Alle Frauen haben drei Kinder; das wird Zufall sein. Dass sie alle um die vierzig sind, passt hingegen ins Bild: Heinrich wollte offenkundig Protagonistinnen, die einerseits Erfahrung haben, andererseits noch nicht ausgebrannt sind. Die Frage, wie lange man diese Arbeit ausüben kann, ist die einzige Leerstelle des Films. Selbst die stärkste Frau wird diesen außerordentlichen psychischen und physischen Stress nicht vier Jahrzehnte aushalten. Aber wie sieht die Alternative aus? Können Anna und Melanie ihren Beruf noch ausüben, wenn ihnen die Kräfte ausgehen, können sie kürzer treten? Dieser Aspekt kommt leider nicht zur Sprache.

Davon abgesehen lässt die Reportage keine Wünsche offen.
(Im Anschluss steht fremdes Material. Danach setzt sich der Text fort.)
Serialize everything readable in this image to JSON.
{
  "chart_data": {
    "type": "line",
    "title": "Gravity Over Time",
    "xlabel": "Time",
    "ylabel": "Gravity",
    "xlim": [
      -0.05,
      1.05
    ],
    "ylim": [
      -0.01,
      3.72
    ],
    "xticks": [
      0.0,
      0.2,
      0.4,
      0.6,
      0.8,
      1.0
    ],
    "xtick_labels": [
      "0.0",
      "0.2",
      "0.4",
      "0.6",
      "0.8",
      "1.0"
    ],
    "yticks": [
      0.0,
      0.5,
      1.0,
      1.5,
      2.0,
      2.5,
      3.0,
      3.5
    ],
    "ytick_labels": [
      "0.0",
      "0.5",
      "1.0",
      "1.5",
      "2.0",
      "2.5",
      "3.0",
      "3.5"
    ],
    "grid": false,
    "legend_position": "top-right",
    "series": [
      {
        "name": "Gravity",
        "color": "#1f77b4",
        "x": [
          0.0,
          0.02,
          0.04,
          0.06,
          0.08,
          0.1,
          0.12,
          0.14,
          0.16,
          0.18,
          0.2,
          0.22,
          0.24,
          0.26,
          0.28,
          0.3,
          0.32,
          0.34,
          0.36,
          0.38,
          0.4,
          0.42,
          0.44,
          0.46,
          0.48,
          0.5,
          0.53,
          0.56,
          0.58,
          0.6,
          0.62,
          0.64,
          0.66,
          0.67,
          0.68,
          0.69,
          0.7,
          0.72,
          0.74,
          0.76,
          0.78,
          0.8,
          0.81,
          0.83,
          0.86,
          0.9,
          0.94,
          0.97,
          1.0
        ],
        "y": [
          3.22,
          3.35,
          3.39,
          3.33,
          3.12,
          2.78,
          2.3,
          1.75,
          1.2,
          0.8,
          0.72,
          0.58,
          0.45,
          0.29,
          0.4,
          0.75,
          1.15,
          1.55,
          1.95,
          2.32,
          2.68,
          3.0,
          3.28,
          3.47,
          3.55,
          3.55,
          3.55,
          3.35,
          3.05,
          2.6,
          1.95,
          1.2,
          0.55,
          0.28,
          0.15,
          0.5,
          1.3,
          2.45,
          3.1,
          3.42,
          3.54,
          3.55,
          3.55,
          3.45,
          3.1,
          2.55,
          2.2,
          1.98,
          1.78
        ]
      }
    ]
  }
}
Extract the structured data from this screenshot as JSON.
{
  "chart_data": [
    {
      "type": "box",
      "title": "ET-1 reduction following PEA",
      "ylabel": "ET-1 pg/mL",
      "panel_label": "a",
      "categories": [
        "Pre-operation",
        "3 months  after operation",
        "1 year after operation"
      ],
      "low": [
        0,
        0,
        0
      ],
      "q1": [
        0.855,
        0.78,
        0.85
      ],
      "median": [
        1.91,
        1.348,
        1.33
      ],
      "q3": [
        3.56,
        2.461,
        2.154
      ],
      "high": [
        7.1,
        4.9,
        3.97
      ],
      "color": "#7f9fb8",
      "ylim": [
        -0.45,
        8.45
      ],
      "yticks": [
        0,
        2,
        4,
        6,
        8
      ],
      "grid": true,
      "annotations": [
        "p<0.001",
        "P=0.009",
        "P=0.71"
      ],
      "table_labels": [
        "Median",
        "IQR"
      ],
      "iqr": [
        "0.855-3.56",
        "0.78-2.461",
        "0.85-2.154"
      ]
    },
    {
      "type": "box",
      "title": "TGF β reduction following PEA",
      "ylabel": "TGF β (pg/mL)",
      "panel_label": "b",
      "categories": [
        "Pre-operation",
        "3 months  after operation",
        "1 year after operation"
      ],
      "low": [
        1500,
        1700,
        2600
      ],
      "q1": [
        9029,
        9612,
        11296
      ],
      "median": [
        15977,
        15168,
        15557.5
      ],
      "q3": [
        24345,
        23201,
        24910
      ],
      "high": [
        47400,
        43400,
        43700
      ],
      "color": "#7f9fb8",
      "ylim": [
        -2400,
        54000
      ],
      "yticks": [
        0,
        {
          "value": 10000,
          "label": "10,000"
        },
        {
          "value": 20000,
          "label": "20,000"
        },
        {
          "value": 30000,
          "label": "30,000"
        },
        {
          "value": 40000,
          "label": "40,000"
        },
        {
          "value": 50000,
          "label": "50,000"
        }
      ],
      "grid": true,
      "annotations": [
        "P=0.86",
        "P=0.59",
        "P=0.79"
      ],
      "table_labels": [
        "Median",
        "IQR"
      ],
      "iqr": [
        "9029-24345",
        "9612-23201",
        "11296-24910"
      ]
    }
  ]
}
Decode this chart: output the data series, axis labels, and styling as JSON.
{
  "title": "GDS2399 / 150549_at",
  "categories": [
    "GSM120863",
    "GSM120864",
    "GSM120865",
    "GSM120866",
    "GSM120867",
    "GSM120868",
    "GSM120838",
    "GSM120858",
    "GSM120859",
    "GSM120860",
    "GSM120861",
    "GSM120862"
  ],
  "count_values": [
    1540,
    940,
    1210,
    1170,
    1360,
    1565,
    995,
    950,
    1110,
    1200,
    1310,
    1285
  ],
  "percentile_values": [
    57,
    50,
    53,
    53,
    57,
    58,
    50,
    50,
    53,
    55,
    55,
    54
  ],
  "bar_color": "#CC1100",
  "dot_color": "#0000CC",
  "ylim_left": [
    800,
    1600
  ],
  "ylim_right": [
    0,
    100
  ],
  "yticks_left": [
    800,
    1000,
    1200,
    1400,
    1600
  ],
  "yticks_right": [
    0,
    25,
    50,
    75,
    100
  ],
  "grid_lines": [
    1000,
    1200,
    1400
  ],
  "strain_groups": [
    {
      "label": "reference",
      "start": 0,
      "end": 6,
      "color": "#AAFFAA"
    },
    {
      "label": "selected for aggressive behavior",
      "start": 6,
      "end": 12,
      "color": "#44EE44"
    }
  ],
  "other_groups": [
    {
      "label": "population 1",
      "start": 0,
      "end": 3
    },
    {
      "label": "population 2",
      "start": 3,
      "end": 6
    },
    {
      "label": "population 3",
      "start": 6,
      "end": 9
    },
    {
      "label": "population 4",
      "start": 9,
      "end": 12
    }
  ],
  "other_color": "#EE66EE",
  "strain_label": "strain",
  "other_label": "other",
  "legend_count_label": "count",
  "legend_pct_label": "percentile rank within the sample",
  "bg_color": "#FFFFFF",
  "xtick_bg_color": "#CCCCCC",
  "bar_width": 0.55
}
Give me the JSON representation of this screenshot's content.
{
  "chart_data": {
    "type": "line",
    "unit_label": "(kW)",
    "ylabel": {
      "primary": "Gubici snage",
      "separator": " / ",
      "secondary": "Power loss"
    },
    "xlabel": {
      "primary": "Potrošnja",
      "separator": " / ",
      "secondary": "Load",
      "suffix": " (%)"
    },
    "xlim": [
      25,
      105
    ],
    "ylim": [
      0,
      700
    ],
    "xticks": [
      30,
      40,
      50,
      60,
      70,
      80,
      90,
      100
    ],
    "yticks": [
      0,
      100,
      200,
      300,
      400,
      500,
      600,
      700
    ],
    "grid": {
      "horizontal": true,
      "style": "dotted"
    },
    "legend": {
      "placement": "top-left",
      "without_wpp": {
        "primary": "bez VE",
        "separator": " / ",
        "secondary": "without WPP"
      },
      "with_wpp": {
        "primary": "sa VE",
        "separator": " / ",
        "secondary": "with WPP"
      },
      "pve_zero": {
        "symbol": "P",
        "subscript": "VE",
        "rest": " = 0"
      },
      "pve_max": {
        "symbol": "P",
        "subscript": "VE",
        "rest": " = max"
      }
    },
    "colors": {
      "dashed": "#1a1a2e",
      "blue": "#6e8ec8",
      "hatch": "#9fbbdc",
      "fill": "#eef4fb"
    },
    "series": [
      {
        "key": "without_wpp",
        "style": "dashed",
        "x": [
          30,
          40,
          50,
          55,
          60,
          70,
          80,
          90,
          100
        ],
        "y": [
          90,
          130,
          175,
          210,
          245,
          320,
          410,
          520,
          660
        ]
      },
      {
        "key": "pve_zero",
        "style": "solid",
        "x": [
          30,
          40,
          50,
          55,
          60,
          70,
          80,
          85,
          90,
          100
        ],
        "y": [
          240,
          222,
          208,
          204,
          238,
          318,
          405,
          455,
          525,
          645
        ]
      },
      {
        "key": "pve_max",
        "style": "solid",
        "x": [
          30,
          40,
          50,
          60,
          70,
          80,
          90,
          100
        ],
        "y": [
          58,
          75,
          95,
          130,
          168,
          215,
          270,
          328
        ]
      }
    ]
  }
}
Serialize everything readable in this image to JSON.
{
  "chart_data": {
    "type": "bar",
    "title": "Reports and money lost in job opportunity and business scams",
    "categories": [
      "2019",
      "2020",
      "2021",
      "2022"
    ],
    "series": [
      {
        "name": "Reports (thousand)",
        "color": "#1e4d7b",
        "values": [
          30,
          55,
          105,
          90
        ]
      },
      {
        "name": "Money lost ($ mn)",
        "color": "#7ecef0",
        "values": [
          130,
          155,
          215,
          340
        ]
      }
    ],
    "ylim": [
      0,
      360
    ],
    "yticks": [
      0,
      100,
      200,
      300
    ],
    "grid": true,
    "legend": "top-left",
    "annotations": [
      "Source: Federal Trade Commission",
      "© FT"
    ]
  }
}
Annette Heinrich verzichtet zum Beispiel komplett auf eine für "37 Grad" nicht untypische künstliche Emotionalisierung und wahrt Diskretion, wo sie angebracht ist. Natürlich wird es den drei Frauen auch ein Anliegen gewesen sein, über ihre Arbeit zu informieren, schließlich hat ausgerechnet dieser Beruf ein Nachwuchsproblem. Trotzdem verdient es Respekt, dass sie derart tiefe Einblicke in ihr Seelenleben gewähren. Anerkennung gebührt auch den Müttern, die die Anwesenheit des Filmteams zuließen, denn nur so kann der Film vermitteln, warum Anna, Melanie und Peggy bereit sind, so viele Entbehrungen in kauf zunehmen: Sie haben das große Glück, mehrmals pro Woche das Wunder des Lebens erleben zu dürfen.